No one watching the debate will be much the wiser. Viewers polled by YouGov found it to be ‘frustrating’, ‘vague’ and ‘boring’.

Sunak had lots of ‘ideas’, but none that anyone expects to be implemented. The audience groaned and even laughed at his proposal for an ersatz national service. He will have been gutted not to have had the chance to present a PowerPoint on his plan to put fly-tippers in prison, or to fine utility companies who botch pavement repairs. Sunak’s pitch was to be next week’s Apprentice team leader, not to run a proud nation.

Starmer, on the other hand, preferred to point to the ‘chaos and division’ of the past 14 years than talk about his own plans. This worked, to a point. Sunak not only avoided defending the record of his four predecessors in Downing Street, he also struggled to stick up for his own two largely wasted years in office. He said he would cut taxes, though the tax burden has risen on his watch. He said he’d cut NHS waiting times, though these too have gone up.

Starmer delighted in reeling off the list of Tory failures. The trouble is, his own ‘solutions’ to the UK’s problems all seemed to amount to him becoming prime minister. Neither Sunak nor Etchingham managed to draw out any further details. When pressed multiple times on how he would resolve the ongoing junior-doctors’ strikes – critical to tackling the NHS backlog – Starmer simply repeated the need for them to be resolved: ‘We’ve got to resolve them and for months and months and months the prime minister hasn’t resolved them.’

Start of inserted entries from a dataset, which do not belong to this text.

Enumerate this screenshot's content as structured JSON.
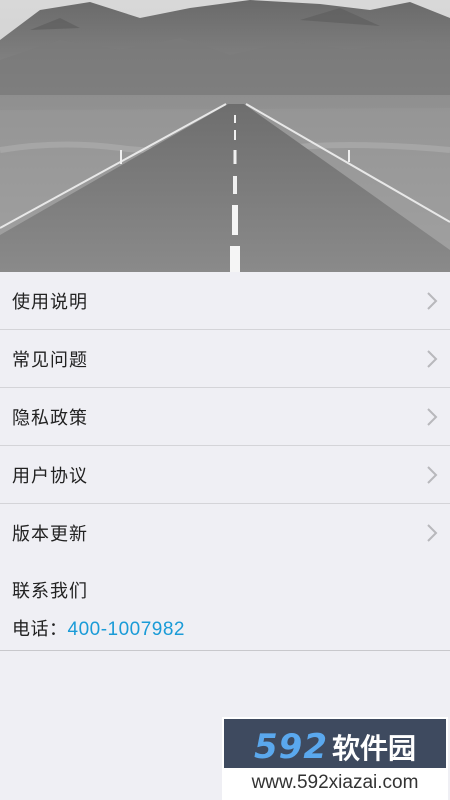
{
  "hero": {
    "image_name": "road-mountain-photo"
  },
  "menu": {
    "items": [
      {
        "label": "使用说明"
      },
      {
        "label": "常见问题"
      },
      {
        "label": "隐私政策"
      },
      {
        "label": "用户协议"
      },
      {
        "label": "版本更新"
      }
    ]
  },
  "contact": {
    "title": "联系我们",
    "phone_prefix": "电话：",
    "phone_number": "400-1007982"
  },
  "watermark": {
    "number": "592",
    "brand": "软件园",
    "url": "www.592xiazai.com"
  },
  "colors": {
    "background": "#efeff4",
    "link": "#1a9bd7",
    "divider": "#d4d4d8"
  }
}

Starmer’s vagueness came back to bite him when he clashed with Sunak over taxes. The Tory PM (falsely) claimed 12 times that Labour is planning to raise £2,000 in additional tax from the average household. Starmer dismissed this as ‘absolute rubbish’, though he struggled to debunk it on air. Since then, Labour spinners have gone all out in branding Sunak a ‘liar’ who cannot be trusted. This is a bit rich coming from a party that has spent months falsely claiming that the Tories are planning to immediately abolish national insurance and, by extension, decimate the state pension.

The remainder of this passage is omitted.